No charges for woman dragged from Idaho town hall
No charges will be filed against a woman dragged from an Idaho Republican town hall by security guards. The security firm’s license has also been revoked. KHQ’s John Webb reports.
Arizona’s Democratic governor starts state partnership with the Trump administration on immigration
Arizona Gov. Katie Hobbs signed an executive order today directing state and local law enforcement agencies to partner with Customs and Border Protection to prevent border crimes such as drug and human trafficking, making Hobbs one of the first (if not the first) Democratic governors to partner with the Trump administration on immigration.
Immigration was top of mind for Arizona voters during the most recent presidential election, with about one-fifth of voters saying it was their top issue, according to the NBC News exit poll. Those voters broke near-unanimously for Trump.
Many Democratic governors, including JB Pritzker of Illinois and Kathy Hochul of New York, have bucked the Trump administration’s early efforts to carry out the largest mass deportation operation in American history — a top campaign promise of Trump’s.
But Hobbs is in a unique situation: While other border states lean either solidly Republican or Democratic, Arizona is the only border state considered to be a presidential battleground.
White House press secretary says administration will determine the press pool
White House press secretary Karoline Leavitt said during today's briefing that the administration will now determine which outlets will be in the White House press pool, a smaller group of journalists who share information to a wider group when space is limited.

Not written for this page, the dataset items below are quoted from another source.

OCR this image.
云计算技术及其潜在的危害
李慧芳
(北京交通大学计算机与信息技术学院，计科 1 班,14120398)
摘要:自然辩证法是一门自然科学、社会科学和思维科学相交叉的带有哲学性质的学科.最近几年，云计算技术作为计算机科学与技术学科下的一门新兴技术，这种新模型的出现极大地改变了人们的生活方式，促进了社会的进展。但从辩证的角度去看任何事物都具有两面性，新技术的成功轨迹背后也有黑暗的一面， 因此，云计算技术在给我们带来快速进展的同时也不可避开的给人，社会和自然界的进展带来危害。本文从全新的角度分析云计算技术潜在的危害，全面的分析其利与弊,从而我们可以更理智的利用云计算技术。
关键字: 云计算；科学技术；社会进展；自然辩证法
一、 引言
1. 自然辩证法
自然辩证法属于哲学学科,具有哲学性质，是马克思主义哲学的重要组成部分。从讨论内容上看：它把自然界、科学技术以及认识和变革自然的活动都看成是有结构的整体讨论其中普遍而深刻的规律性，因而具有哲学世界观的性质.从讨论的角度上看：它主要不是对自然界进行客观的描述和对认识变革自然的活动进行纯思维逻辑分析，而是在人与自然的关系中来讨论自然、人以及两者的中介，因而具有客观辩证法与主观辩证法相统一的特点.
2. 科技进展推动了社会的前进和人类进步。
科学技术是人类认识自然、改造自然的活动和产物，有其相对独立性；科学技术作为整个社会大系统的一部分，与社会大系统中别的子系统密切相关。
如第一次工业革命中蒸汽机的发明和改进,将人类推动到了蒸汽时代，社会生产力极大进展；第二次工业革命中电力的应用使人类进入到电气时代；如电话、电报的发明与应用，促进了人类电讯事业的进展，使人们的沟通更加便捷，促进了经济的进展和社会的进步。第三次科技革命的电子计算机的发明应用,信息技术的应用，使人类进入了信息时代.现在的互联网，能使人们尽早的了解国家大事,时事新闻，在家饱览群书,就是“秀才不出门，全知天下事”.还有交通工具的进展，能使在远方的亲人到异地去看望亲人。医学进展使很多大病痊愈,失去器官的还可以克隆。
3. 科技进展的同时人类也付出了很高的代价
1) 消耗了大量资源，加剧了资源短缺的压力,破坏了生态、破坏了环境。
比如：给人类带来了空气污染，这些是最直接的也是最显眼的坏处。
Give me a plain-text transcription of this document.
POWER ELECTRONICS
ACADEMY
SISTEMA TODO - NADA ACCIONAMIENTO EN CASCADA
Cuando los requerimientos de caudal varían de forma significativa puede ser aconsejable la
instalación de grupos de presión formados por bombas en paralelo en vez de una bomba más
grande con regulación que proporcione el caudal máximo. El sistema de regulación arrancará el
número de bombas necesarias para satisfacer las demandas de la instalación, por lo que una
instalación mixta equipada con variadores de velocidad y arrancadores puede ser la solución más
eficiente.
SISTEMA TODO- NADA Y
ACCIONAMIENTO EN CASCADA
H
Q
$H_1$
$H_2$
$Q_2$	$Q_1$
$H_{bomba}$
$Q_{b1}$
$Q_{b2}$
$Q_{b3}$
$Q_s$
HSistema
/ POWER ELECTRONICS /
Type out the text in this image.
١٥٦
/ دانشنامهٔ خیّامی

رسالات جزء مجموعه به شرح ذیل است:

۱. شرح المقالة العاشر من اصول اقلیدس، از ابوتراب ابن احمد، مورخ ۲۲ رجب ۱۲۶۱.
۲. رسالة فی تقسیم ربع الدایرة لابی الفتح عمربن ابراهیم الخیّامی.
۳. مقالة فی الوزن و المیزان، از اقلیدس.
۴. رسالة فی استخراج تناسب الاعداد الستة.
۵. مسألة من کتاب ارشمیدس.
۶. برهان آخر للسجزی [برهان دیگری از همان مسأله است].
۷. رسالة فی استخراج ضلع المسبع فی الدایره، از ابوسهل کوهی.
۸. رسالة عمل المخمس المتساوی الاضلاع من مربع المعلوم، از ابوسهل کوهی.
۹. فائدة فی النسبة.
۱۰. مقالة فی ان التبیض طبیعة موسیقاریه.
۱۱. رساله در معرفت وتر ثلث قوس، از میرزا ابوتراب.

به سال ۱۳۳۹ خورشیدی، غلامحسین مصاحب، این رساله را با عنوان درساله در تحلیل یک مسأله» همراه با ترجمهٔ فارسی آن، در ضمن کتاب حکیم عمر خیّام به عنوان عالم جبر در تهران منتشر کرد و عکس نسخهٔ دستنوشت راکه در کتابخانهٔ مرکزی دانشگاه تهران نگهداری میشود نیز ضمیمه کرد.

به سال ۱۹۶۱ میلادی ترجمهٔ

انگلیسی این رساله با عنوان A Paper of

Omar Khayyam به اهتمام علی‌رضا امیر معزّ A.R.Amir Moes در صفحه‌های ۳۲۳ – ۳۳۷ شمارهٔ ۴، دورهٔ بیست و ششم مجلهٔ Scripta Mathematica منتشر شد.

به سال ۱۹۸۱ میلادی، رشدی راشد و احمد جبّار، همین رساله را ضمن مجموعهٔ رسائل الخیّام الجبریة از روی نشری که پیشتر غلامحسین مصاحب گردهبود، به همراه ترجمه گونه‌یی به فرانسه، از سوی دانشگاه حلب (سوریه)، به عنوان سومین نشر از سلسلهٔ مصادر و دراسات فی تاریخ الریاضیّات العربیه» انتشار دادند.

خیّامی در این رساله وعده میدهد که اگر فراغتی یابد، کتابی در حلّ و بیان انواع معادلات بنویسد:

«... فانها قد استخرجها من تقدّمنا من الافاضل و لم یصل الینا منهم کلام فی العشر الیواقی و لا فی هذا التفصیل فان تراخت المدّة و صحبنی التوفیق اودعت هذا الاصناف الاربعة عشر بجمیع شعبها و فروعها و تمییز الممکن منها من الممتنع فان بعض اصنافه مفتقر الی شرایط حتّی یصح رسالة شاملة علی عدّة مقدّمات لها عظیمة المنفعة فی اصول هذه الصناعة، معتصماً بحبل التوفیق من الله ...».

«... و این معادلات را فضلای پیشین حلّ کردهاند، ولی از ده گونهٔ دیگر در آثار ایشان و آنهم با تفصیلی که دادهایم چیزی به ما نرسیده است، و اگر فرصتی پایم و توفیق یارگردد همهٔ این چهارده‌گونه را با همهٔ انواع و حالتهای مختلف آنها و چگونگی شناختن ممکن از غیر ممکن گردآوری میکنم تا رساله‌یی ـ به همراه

The White House Correspondents' Association, which operates independently of the White House, currently coordinates pool coverage.
Leavitt said that "legacy outlets" will still be allowed to join the pool, but noted that the administration will be allowing additional outlets to join.
"I am proud to announce that we are going to give the power back to the people who read your papers, who watch your television shows and who listen to your radio stations," she said.
WHCA President Eugene Daniels criticized the administration's move, saying it "tears at the independence of a free press in the United States" and noted that the White House did not previously discuss their announcement with the WHCA.
"Since its founding in 1914, the WHCA has sought to ensure that the reporters, photographers, producers and technicians who actually do the work — 365 days of every year — decide amongst themselves how these rotations are operated, so as to ensure consistent professional standards and fairness in access on behalf of all readers, viewers and listeners," he said in a statement.